Taxes 101: Five Tips and One Misconception That All Musicians Should Know

Photo by Anssi Koskinen from Flickr
Photo by Anssi Koskinen from Flickr

Take the worry out of taxes with these easy to follow steps

It's never fun to file a tax return, but for those who work only a regular 9 to 5, the process is at least straightforward. Not so for self-employed musicians. That's why we asked Anil Melwani, the owner of New York's 212 Tax and Accounting Services, a firm that specializes in helping musicians and DJs, for a few tips.

This material has been prepared for informational purposes only, and is not intended to provide, and should not be relied on for, tax, legal or accounting advice. You should consult your own tax, legal and accounting advisors before engaging in any transaction or filing any tax return.

Remember depreciation:

The United States tax code accounts for the fact that some business expenses—laptops, automobiles, DJ equipment—get less valuable over time. Melwani often reminds his clients not just that there's a deduction for this, but that the entire deduction can be taken in the year that the product was purchased. "There's something called Section 179 which is a part of the depreciation code," Melwani says. "As long as you're profitable, you don't have to write it off or depreciate over three, five, seven years. You can take the whole deduction in the year you buy it.

Beware of the grey areas:

Can musicians write off their subscriptions to, say, a streaming music service like Spotify? Probably, but it gets tricky. "Like most things in taxes, as long as you can prove it's primarily for business use, then, yeah, of course you can deduct it," says Melwani. But what about expenses that relate to both your business and personal life? This is the grey area: "You have to keep track of things like what you play and when you play it, and the gigs you do and what you perform."

Fortunately, the IRS usually understands this predicament. "They're reasonable,” says Melwani. “As long as you have a reasonable explanation of your expenses and what you do, they're usually gonna let it go."

Get your royalties right:

Royalties can be appointed to either Schedule C, where you report self-employed income, or Schedule E, where you report passive income. We'll let Melwani explain the difference: "If you're actively earning these royalties, it would go on Schedule C and it would be subject to self-employment tax. If you're earning these royalties from something you created and produced in the past, it would go on Schedule E and be subject to a lower rate."

Keep track of payments:

This can be a headache for a touring musician or a DJ who plays a new club every night.

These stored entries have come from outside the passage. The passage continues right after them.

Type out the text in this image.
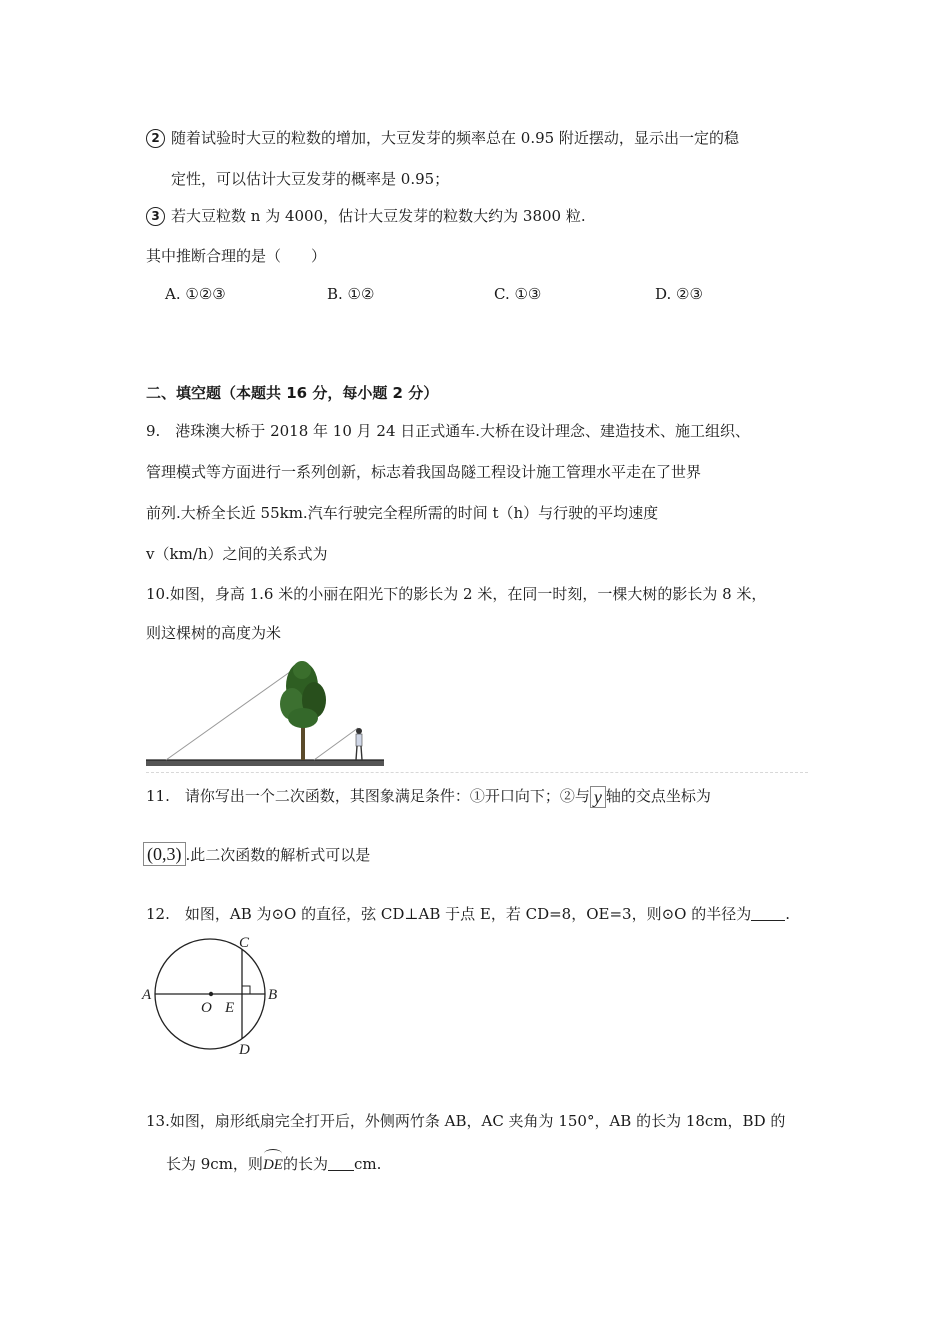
2 随着试验时大豆的粒数的增加，大豆发芽的频率总在 0.95 附近摆动，显示出一定的稳
定性，可以估计大豆发芽的概率是 0.95；
3 若大豆粒数 n 为 4000，估计大豆发芽的粒数大约为 3800 粒.
其中推断合理的是（　　）
A. ①②③	B. ①②	C. ①③	D. ②③
二、填空题（本题共 16 分，每小题 2 分）
9.　港珠澳大桥于 2018 年 10 月 24 日正式通车.大桥在设计理念、建造技术、施工组织、
管理模式等方面进行一系列创新，标志着我国岛隧工程设计施工管理水平走在了世界
前列.大桥全长近 55km.汽车行驶完全程所需的时间 t（h）与行驶的平均速度
v（km/h）之间的关系式为
10.如图，身高 1.6 米的小丽在阳光下的影长为 2 米，在同一时刻，一棵大树的影长为 8 米，
则这棵树的高度为米
11.　请你写出一个二次函数，其图象满足条件：①开口向下；②与 y 轴的交点坐标为
(0,3) .此二次函数的解析式可以是
12.　如图，AB 为⊙O 的直径，弦 CD⊥AB 于点 E，若 CD=8，OE=3，则⊙O 的半径为 .
A	B
C
D
O E
13.如图，扇形纸扇完全打开后，外侧两竹条 AB，AC 夹角为 150°，AB 的长为 18cm，BD 的
长为 9cm，则DE的长为 cm.
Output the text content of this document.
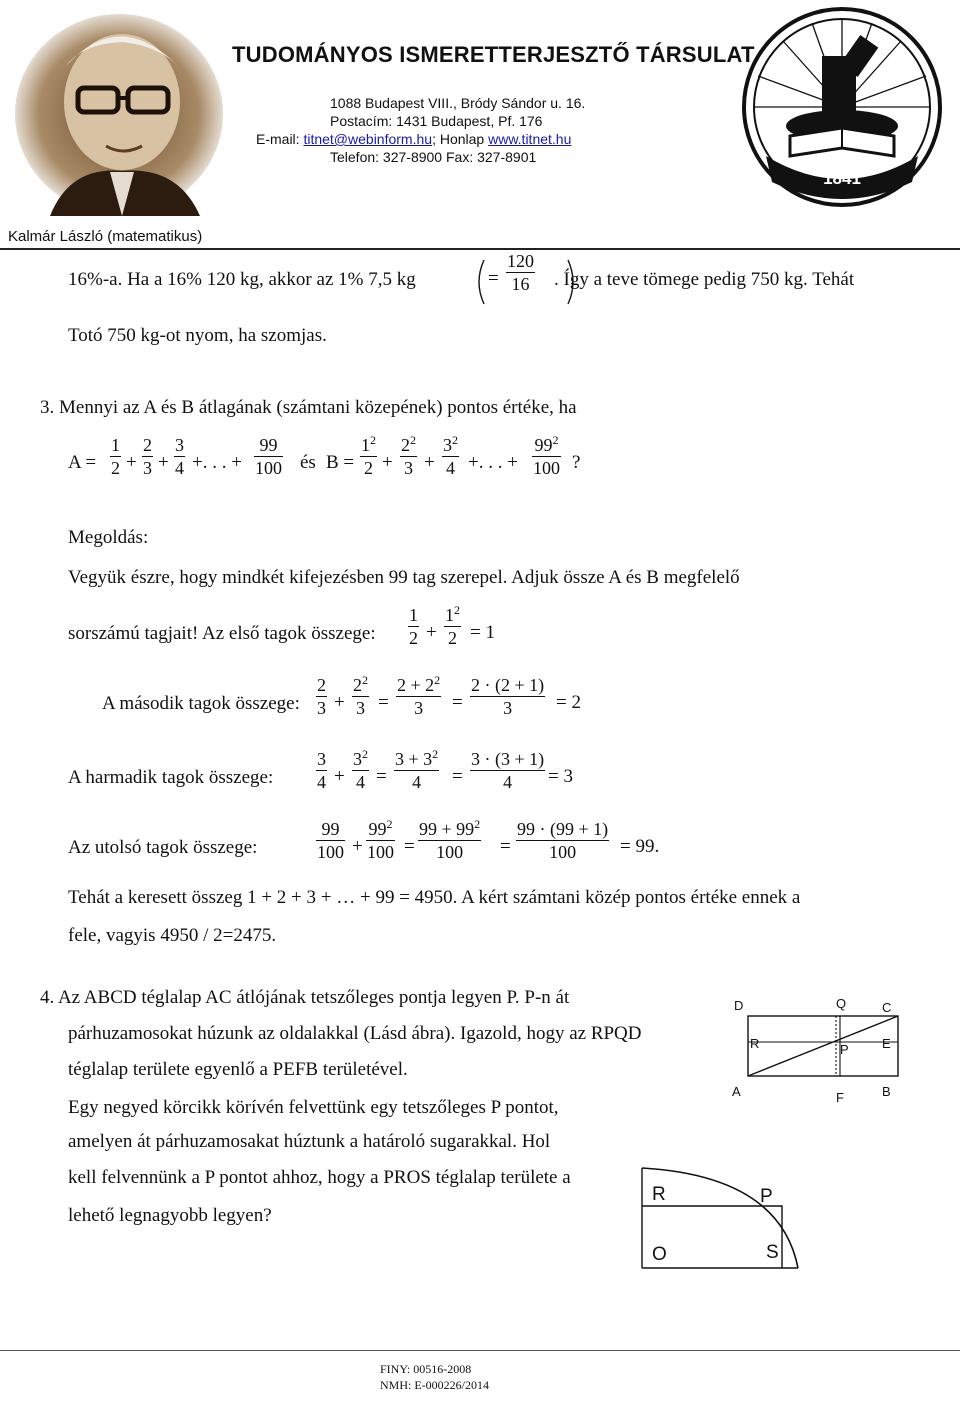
TUDOMÁNYOS ISMERETTERJESZTŐ TÁRSULAT
1088 Budapest VIII., Bródy Sándor u. 16.
Postacím: 1431 Budapest, Pf. 176
E-mail: titnet@webinform.hu; Honlap www.titnet.hu
Telefon: 327-8900 Fax: 327-8901
1841
Kalmár László (matematikus)
16%-a. Ha a 16% 120 kg, akkor az 1% 7,5 kg	=
120
16 . Így a teve tömege pedig 750 kg. Tehát
Totó 750 kg-ot nyom, ha szomjas.
3. Mennyi az A és B átlagának (számtani közepének) pontos értéke, ha
A =
1
2 +
2
3 +
3
4 +. . . +
99
100 és B =
$1^2$
2 +
$2^2$
3 +
$3^2$
4 +. . . +
$99^2$
100 ?
Megoldás:
Vegyük észre, hogy mindkét kifejezésben 99 tag szerepel. Adjuk össze A és B megfelelő
sorszámú tagjait! Az első tagok összege:
1
2 +
$1^2$
2 = 1
A második tagok összege:
2
3 +
$2^2$
3 =
$2 + 2^2$
3 =
2 · (2 + 1)
3 = 2
A harmadik tagok összege:
3
4 +
$3^2$
4 =
$3 + 3^2$
4 =
3 · (3 + 1)
4 = 3
Az utolsó tagok összege:
99
100 +
$99^2$
100 =
$99 + 99^2$
100 =
99 · (99 + 1)
100 = 99.
Tehát a keresett összeg 1 + 2 + 3 + … + 99 = 4950. A kért számtani közép pontos értéke ennek a
fele, vagyis 4950 / 2=2475.
4. Az ABCD téglalap AC átlójának tetszőleges pontja legyen P. P-n át
párhuzamosokat húzunk az oldalakkal (Lásd ábra). Igazold, hogy az RPQD
téglalap területe egyenlő a PEFB területével.
Egy negyed körcikk körívén felvettünk egy tetszőleges P pontot,
amelyen át párhuzamosakat húztunk a határoló sugarakkal. Hol
kell felvennünk a P pontot ahhoz, hogy a PROS téglalap területe a
lehető legnagyobb legyen?
D	Q	C
R	P	E
A	F	B
R	P
O	S
FINY: 00516-2008
NMH: E-000226/2014
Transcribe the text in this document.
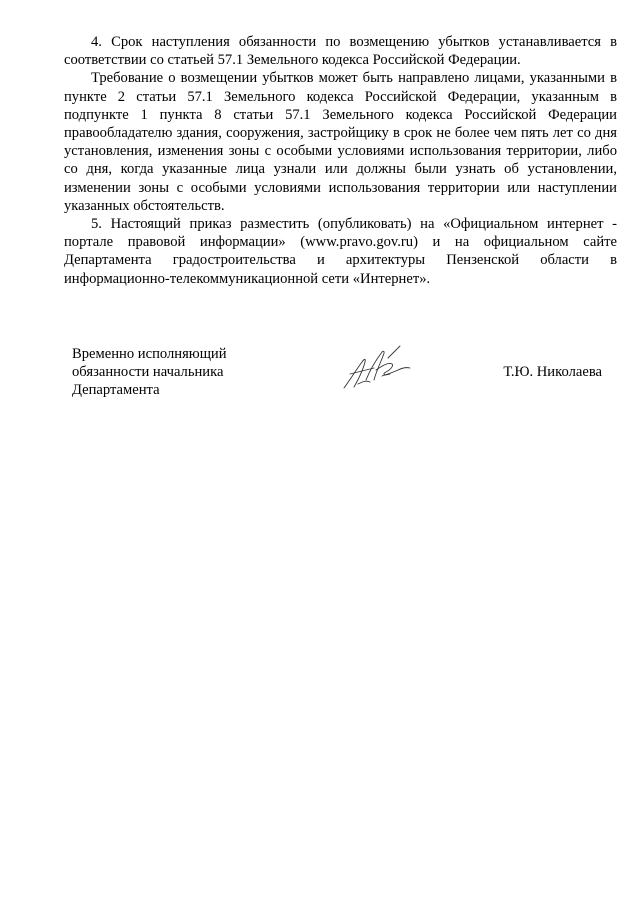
4. Срок наступления обязанности по возмещению убытков устанавливается в соответствии со статьей 57.1 Земельного кодекса Российской Федерации.

Требование о возмещении убытков может быть направлено лицами, указанными в пункте 2 статьи 57.1 Земельного кодекса Российской Федерации, указанным в подпункте 1 пункта 8 статьи 57.1 Земельного кодекса Российской Федерации правообладателю здания, сооружения, застройщику в срок не более чем пять лет со дня установления, изменения зоны с особыми условиями использования территории, либо со дня, когда указанные лица узнали или должны были узнать об установлении, изменении зоны с особыми условиями использования территории или наступлении указанных обстоятельств.

5. Настоящий приказ разместить (опубликовать) на «Официальном интернет - портале правовой информации» (www.pravo.gov.ru) и на официальном сайте Департамента градостроительства и архитектуры Пензенской области в информационно-телекоммуникационной сети «Интернет».

Временно исполняющий
обязанности начальника
Департамента
Т.Ю. Николаева
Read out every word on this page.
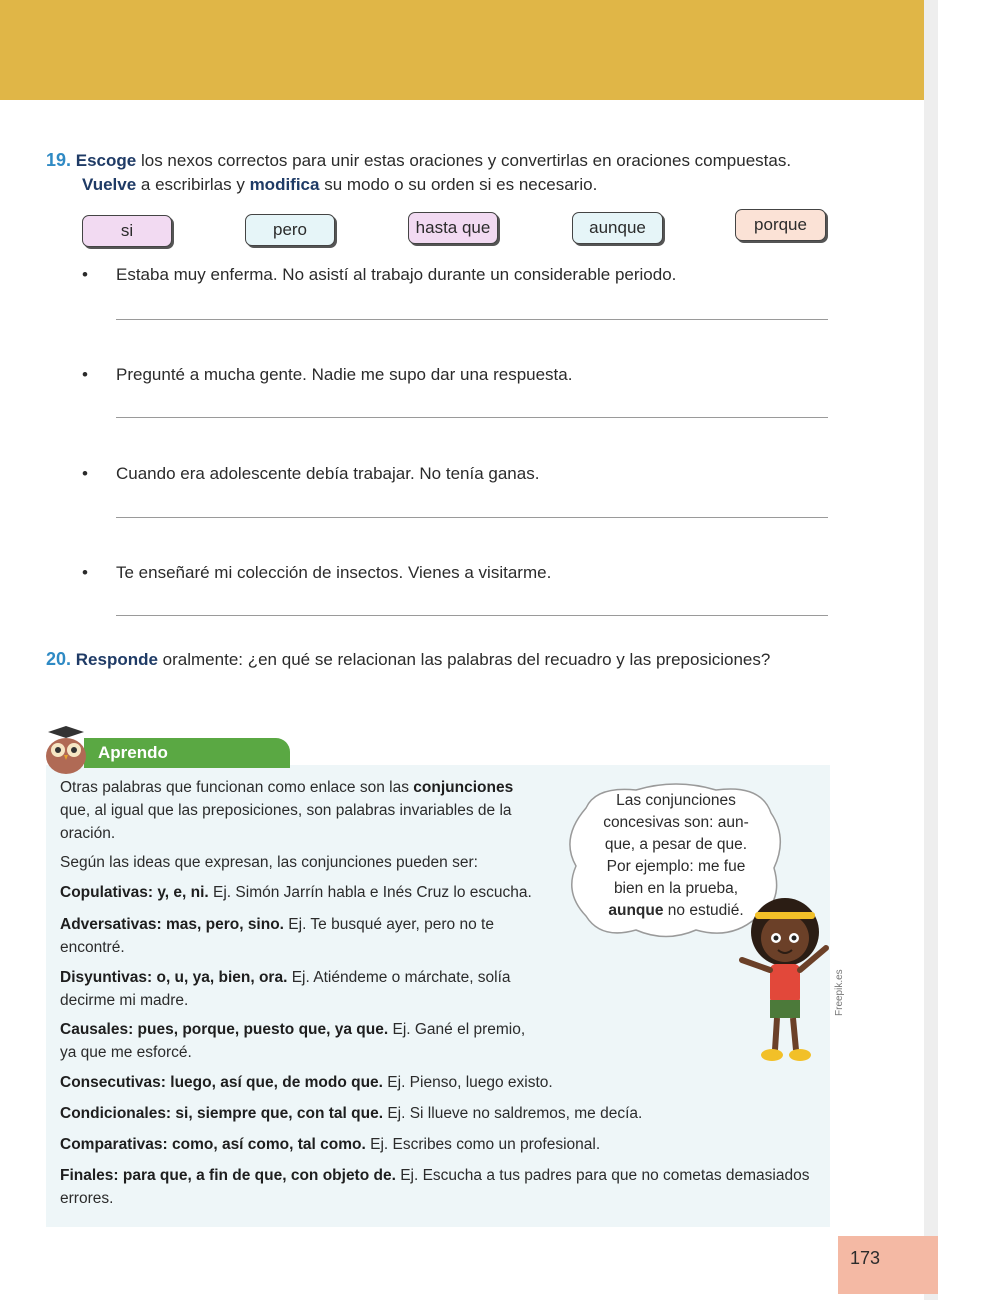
19. Escoge los nexos correctos para unir estas oraciones y convertirlas en oraciones compuestas.
Vuelve a escribirlas y modifica su modo o su orden si es necesario.
si	pero	hasta que	aunque	porque
• Estaba muy enferma. No asistí al trabajo durante un considerable periodo.
• Pregunté a mucha gente. Nadie me supo dar una respuesta.
• Cuando era adolescente debía trabajar. No tenía ganas.
• Te enseñaré mi colección de insectos. Vienes a visitarme.
20. Responde oralmente: ¿en qué se relacionan las palabras del recuadro y las preposiciones?
Aprendo
Otras palabras que funcionan como enlace son las conjunciones
que, al igual que las preposiciones, son palabras invariables de la
oración.
Según las ideas que expresan, las conjunciones pueden ser:
Copulativas: y, e, ni. Ej. Simón Jarrín habla e Inés Cruz lo escucha.
Adversativas: mas, pero, sino. Ej. Te busqué ayer, pero no te
encontré.
Disyuntivas: o, u, ya, bien, ora. Ej. Atiéndeme o márchate, solía
decirme mi madre.
Causales: pues, porque, puesto que, ya que. Ej. Gané el premio,
ya que me esforcé.
Consecutivas: luego, así que, de modo que. Ej. Pienso, luego existo.
Condicionales: si, siempre que, con tal que. Ej. Si llueve no saldremos, me decía.
Comparativas: como, así como, tal como. Ej. Escribes como un profesional.
Finales: para que, a fin de que, con objeto de. Ej. Escucha a tus padres para que no cometas demasiados
errores.
Las conjunciones
concesivas son: aun-
que, a pesar de que.
Por ejemplo: me fue
bien en la prueba,
aunque no estudié.
Freepik.es
173
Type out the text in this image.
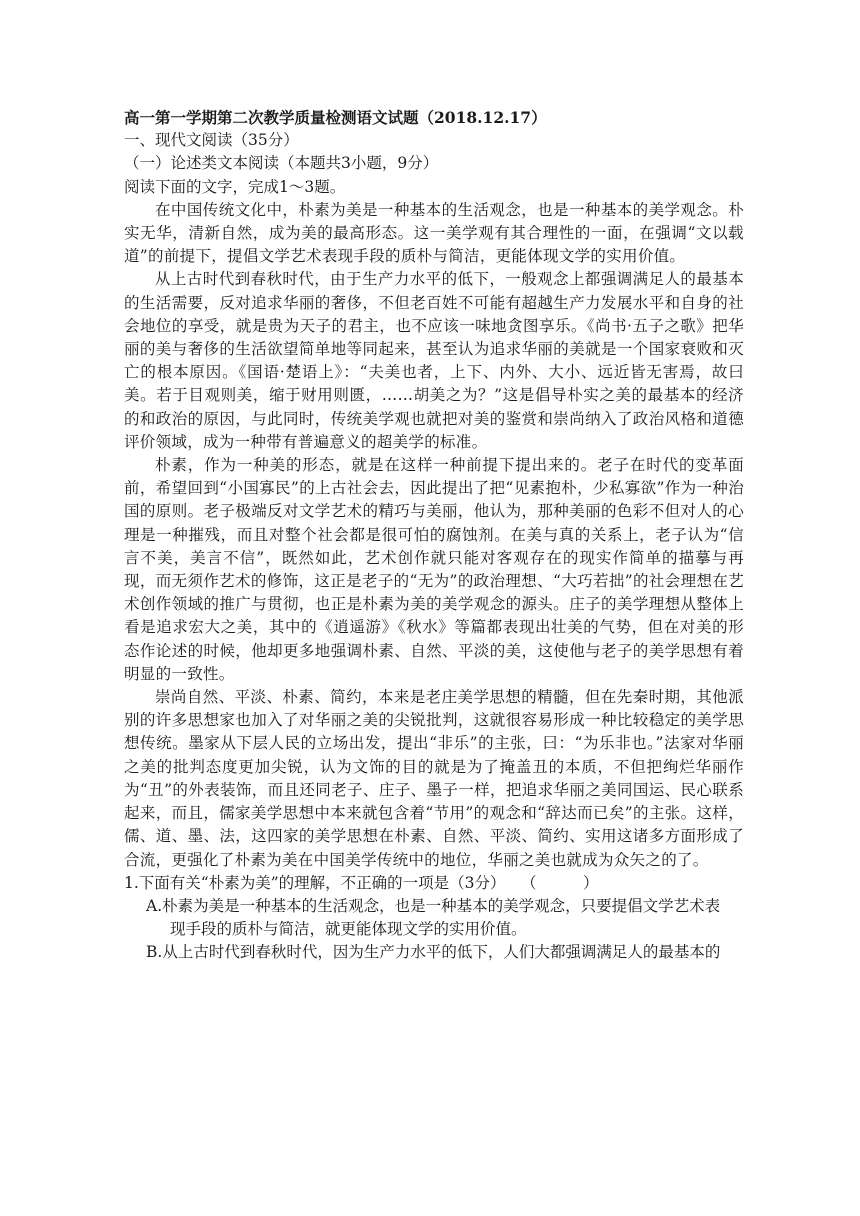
高一第一学期第二次教学质量检测语文试题（2018.12.17）

一、现代文阅读（35分）

（一）论述类文本阅读（本题共3小题，9分）

阅读下面的文字，完成1～3题。

在中国传统文化中，朴素为美是一种基本的生活观念，也是一种基本的美学观念。朴实无华，清新自然，成为美的最高形态。这一美学观有其合理性的一面，在强调“文以载道”的前提下，提倡文学艺术表现手段的质朴与简洁，更能体现文学的实用价值。

从上古时代到春秋时代，由于生产力水平的低下，一般观念上都强调满足人的最基本的生活需要，反对追求华丽的奢侈，不但老百姓不可能有超越生产力发展水平和自身的社会地位的享受，就是贵为天子的君主，也不应该一味地贪图享乐。《尚书·五子之歌》把华丽的美与奢侈的生活欲望简单地等同起来，甚至认为追求华丽的美就是一个国家衰败和灭亡的根本原因。《国语·楚语上》：“夫美也者，上下、内外、大小、远近皆无害焉，故曰美。若于目观则美，缩于财用则匮，……胡美之为？”这是倡导朴实之美的最基本的经济的和政治的原因，与此同时，传统美学观也就把对美的鉴赏和崇尚纳入了政治风格和道德评价领域，成为一种带有普遍意义的超美学的标准。

朴素，作为一种美的形态，就是在这样一种前提下提出来的。老子在时代的变革面前，希望回到“小国寡民”的上古社会去，因此提出了把“见素抱朴，少私寡欲”作为一种治国的原则。老子极端反对文学艺术的精巧与美丽，他认为，那种美丽的色彩不但对人的心理是一种摧残，而且对整个社会都是很可怕的腐蚀剂。在美与真的关系上，老子认为“信言不美，美言不信”，既然如此，艺术创作就只能对客观存在的现实作简单的描摹与再现，而无须作艺术的修饰，这正是老子的“无为”的政治理想、“大巧若拙”的社会理想在艺术创作领域的推广与贯彻，也正是朴素为美的美学观念的源头。庄子的美学理想从整体上看是追求宏大之美，其中的《逍遥游》《秋水》等篇都表现出壮美的气势，但在对美的形态作论述的时候，他却更多地强调朴素、自然、平淡的美，这使他与老子的美学思想有着明显的一致性。

崇尚自然、平淡、朴素、简约，本来是老庄美学思想的精髓，但在先秦时期，其他派别的许多思想家也加入了对华丽之美的尖锐批判，这就很容易形成一种比较稳定的美学思想传统。墨家从下层人民的立场出发，提出“非乐”的主张，曰：“为乐非也。”法家对华丽之美的批判态度更加尖锐，认为文饰的目的就是为了掩盖丑的本质，不但把绚烂华丽作为“丑”的外表装饰，而且还同老子、庄子、墨子一样，把追求华丽之美同国运、民心联系起来，而且，儒家美学思想中本来就包含着“节用”的观念和“辞达而已矣”的主张。这样，儒、道、墨、法，这四家的美学思想在朴素、自然、平淡、简约、实用这诸多方面形成了合流，更强化了朴素为美在中国美学传统中的地位，华丽之美也就成为众矢之的了。

1.下面有关“朴素为美”的理解，不正确的一项是（3分）　　（　　　）

A.朴素为美是一种基本的生活观念，也是一种基本的美学观念，只要提倡文学艺术表

现手段的质朴与简洁，就更能体现文学的实用价值。

B.从上古时代到春秋时代，因为生产力水平的低下，人们大都强调满足人的最基本的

But, Melwani says, it's worth it. He recommends a book-keeping program like Quickbooks, Quickbooks Online or Xero. The latter two are cloud-based, which might be useful for people who travel or for bands in which different members want access to the books.

What about situations where an artist is paid in cash? "The best thing is to deposit the money in the bank and keep track of it that way. If you don't have a bank record and trail of the cash being deposited, then under audit they could say 'How do we know if you're telling the truth?' Obviously, you have to match the invoice and the tour log and things like that."

Deduct travel expenses, but play it safe:

Hang onto your receipts. "A receipt, invoice, cancelled check, the boarding pass of the flight or the hotel receipt or gas receipt—it's important to keep all those things for at least three years," says Melwani. Also remember to log the tour dates themselves. "If you're Justin Timberlake and you're on tour for three months, it's not hard to prove. But if you're Band ABC that just started last year, these things aren't always publicly available, so you want to keep track."

There is a little leeway on this, however, and for that we can thank a musician from the early 20th century: the Broadway star George M. Cohan. In 1930, Cohan won a case against the IRS that allowed him—and everyone thereafter—to deduct certain expenses even without being able to produce a receipt. Not that you should follow his example. "Most audits come down to a negotiation," says Melwani, "so I try to keep the Cohan rule for when I really need it."

To incorporate or not to incorporate?

"I get that question multiple times a day," says Melwani. His answer? It doesn't really matter. "A common misconception is that if I form an LLC or a corporation I can deduct more things and be more aggressive with taxes and things like that. That's actually not the case at all." Why incorporate, then? "The main reason for forming an entity is if you're expanding, your numbers are going up and you want to protect your personal assets and liability," he says. In other words, this is a discussion you should have not with an accountant but with an attorney.